Encore une fois, les faits parlent d’eux-mêmes. Tandis que se multiplient les tergiversations et faux accords aux sommets climatiques, avec pour effet d’hypothéquer chaque année un peu plus leur raison d’être, l’exploitation des ressources fossiles se poursuit de manière exponentielle (exception faite du ralentissement lié au confinement planétaire, bien sûr), accentuant l’étouffement de notre mère nourricière. Une expansion tout aussi visible en ce qui concerne la consommation industrielle, laquelle réclame toujours plus de terres, d’usines, de champs, de pâturages, d’animaux d’abattage, de pesticides… et ce, pendant que nos mers se vident de leurs poissons (certains experts estiment qu’il n’y en aurait plus aucun d’ici 2050) et que les populations terrestres (animales et végétales) amorcent un déclin jamais vu dans l’histoire de la planète.
À ce sombre tableau, l’on pourrait ajouter un nombre incalculable d’items tout aussi dramatiques. À l’instar de notre dépendance aux technologies, elles aussi en expansion, ou encore des déchets électroniques que ce secteur engendre. Saviez-vous à ce propos que notre société industrielle en produisait 50 millions de tonnes par an, dont 5 millions seulement sont recyclées ? Probablement que non, car ce ne sont évidemment pas des chiffres dont nos industriels aiment se vanter. Mais sont-ils les seuls à blâmer ? Après tout, tout comme les consommateurs à qui ils s’adressent, autrement dit nous, ils ne sont que le fruit d’un système à la mécanique certes viciée, mais qui, pareille à une drogue, aura engendré un phénomène de dépendance. N’ayant aucun centre de désintox dédié au consumérisme, l’on ne réussira donc à se soustraire à cette addiction que lorsque l’abstinence deviendra obligatoire. En l’occurrence lorsque notre civilisation industrielle, dont les fondements sont de plus en plus insoutenables, s’autodétruira.

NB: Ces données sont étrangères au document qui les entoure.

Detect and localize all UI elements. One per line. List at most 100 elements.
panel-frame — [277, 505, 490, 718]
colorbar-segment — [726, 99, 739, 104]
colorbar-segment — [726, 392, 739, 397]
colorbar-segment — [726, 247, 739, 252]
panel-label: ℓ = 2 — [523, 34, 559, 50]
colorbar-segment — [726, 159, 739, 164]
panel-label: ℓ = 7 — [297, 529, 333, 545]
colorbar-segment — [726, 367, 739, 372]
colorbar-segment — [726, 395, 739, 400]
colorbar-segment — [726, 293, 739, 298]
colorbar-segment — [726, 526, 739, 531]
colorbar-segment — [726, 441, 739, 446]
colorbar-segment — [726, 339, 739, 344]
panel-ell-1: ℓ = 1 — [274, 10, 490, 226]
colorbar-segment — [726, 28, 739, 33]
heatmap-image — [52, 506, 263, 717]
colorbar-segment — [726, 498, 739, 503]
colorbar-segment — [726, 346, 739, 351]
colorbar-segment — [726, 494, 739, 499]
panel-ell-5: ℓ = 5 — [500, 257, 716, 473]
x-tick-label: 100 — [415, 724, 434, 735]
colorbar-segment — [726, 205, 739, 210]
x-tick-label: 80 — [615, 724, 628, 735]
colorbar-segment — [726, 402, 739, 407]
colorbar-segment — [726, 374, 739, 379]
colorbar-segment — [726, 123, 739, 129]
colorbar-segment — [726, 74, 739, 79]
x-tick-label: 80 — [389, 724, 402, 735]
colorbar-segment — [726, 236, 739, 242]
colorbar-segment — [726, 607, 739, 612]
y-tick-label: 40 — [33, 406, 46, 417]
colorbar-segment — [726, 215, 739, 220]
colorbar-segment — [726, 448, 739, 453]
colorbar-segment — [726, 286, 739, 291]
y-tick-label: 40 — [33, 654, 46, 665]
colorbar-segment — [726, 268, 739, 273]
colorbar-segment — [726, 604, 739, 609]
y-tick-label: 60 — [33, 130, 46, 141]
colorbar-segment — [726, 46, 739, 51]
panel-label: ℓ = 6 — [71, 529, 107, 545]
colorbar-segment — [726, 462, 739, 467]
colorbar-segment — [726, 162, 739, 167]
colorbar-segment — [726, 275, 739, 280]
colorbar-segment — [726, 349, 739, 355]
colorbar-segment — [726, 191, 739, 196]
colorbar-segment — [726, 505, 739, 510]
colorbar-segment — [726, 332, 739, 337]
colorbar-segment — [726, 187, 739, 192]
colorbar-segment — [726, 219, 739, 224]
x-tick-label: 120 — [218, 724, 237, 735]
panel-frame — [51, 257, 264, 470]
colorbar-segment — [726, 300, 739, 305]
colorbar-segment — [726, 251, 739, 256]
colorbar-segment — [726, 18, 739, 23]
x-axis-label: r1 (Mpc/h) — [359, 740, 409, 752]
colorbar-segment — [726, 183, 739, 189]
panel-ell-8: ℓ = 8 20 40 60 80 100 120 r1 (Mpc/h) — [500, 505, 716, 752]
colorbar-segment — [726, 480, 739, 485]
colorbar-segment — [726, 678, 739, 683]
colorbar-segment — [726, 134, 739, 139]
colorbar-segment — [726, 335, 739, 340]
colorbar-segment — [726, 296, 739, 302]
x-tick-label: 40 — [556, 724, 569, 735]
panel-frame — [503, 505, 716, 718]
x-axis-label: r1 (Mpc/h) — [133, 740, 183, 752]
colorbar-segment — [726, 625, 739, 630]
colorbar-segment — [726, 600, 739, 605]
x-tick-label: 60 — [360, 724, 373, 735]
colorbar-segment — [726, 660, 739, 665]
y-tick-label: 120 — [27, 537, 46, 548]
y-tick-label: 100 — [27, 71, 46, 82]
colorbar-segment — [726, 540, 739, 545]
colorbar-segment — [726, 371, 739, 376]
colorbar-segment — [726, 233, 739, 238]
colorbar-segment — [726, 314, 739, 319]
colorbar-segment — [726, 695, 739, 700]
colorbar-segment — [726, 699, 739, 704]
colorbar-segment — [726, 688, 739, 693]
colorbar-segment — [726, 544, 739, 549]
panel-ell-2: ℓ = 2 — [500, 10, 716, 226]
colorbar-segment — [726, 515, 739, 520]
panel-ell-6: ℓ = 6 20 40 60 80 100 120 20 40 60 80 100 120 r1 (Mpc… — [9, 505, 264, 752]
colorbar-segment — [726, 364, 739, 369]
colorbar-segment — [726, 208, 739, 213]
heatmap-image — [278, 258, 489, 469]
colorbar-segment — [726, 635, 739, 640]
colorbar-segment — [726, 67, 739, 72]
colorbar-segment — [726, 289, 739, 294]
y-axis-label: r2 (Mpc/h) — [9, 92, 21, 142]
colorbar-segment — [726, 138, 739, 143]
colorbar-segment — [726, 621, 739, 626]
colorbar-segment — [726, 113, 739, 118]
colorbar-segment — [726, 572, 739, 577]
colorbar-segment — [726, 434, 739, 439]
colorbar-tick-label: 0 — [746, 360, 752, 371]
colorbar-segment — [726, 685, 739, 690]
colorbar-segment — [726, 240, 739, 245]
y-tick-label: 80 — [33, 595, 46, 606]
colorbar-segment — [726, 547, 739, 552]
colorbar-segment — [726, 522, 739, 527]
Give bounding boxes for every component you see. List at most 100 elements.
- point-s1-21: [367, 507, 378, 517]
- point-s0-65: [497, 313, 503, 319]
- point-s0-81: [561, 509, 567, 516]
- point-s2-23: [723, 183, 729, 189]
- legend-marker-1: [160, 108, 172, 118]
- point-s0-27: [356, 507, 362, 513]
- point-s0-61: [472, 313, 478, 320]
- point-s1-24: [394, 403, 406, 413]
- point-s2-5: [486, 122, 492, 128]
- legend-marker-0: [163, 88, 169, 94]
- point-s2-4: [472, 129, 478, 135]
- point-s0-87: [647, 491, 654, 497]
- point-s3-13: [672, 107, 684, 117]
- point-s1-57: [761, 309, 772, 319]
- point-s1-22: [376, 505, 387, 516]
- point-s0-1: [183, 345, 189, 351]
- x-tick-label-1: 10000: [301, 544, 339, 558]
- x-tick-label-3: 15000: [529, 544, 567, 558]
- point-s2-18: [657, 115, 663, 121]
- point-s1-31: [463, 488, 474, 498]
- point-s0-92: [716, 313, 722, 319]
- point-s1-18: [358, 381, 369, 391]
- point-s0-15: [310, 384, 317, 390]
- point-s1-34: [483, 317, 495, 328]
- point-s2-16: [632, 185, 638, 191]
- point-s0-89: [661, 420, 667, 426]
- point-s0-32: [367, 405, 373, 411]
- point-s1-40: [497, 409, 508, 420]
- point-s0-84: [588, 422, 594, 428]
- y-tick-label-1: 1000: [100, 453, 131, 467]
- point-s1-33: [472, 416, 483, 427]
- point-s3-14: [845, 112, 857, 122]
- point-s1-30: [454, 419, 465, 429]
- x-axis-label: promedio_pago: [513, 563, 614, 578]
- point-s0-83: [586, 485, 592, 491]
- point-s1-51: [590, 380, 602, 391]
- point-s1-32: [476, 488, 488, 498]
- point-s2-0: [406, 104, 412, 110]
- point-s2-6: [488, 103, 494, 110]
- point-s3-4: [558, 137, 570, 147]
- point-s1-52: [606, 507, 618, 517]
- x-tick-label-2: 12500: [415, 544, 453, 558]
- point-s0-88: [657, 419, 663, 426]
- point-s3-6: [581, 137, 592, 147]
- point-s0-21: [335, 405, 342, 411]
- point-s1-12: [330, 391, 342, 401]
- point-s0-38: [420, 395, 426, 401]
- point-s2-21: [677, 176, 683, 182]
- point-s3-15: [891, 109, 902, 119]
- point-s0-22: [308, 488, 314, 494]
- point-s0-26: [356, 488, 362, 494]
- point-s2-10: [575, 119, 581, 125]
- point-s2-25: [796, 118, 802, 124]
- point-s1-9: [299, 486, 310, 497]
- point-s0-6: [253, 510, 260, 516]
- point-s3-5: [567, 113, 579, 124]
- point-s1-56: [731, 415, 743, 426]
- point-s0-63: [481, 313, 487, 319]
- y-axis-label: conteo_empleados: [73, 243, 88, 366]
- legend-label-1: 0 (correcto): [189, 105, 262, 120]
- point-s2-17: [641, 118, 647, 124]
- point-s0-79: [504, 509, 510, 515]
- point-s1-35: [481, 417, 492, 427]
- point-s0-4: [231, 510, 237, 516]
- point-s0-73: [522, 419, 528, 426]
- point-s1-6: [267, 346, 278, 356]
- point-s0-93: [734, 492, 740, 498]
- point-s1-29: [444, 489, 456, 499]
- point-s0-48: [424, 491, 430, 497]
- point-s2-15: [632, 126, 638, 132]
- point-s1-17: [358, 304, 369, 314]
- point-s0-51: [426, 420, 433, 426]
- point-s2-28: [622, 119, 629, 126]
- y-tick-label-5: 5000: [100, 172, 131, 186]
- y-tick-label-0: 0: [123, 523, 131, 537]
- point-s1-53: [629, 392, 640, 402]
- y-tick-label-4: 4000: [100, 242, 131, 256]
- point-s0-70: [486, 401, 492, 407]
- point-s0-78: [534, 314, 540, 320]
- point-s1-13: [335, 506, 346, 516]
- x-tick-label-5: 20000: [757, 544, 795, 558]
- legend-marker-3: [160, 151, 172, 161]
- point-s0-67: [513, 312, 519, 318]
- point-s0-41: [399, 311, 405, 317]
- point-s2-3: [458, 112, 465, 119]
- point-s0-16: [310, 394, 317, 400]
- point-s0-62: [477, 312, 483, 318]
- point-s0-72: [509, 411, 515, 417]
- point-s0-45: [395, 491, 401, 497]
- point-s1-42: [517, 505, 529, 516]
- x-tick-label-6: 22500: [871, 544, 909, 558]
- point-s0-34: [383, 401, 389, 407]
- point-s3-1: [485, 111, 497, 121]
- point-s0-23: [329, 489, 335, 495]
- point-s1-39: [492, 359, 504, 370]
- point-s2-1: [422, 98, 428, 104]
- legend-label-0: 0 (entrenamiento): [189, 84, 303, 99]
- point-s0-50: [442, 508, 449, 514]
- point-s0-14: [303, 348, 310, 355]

Au train où vont les choses, cette issue est inévitable, nous disent non seulement les experts et les chiffres sur lesquels ils s’appuient, mais aussi ce qu’il nous reste de bon sens. Sachant que malgré les avertissements, nous continuons de polluer, de détruire, de déforester, d’exterminer et de rejeter plus de gaz à effet de serre que jamais, comment en effet pourrait-il en être autrement ? Pour autant, devrions-nous nous en attrister ? Évidemment, ceux qui auront le plus profité de notre industrialisation verseront beaucoup de larmes, mais nous, simples citoyens, pourquoi devrions-nous éprouver de la peine ? Car après tout, avec l’érosion puis la disparition inéluctable de notre macrocosme capitaliste, la Nature pourra enfin reprendre ses droits. Du moins peut-on espérer que si le déclin de notre ère consumériste s’amorce rapidement, notre biosphère pourra se reconstituer, laissant enfin respirer le vivant, sous toutes ses formes. Dans son livre Une question de taille, Olivier Rey disait à ce propos : « La perspective de revenir à des modes de vie plus sobres, comparables à ceux qu’a connus l’humanité depuis ses origines et jusqu’à une date très récente, n’a rien d’effrayant. » Dès lors, ce que certains pourraient percevoir comme une rétrogradation de l’évolution humaine pourra enfin alimenter une forme de capitalisation pareille à celle qui aura prévalu durant la crise sanitaire : celle de la solidarité et de l’entraide communautaire ! Une voie que nous devrons de toute façon un jour emprunter, de gré ou de force.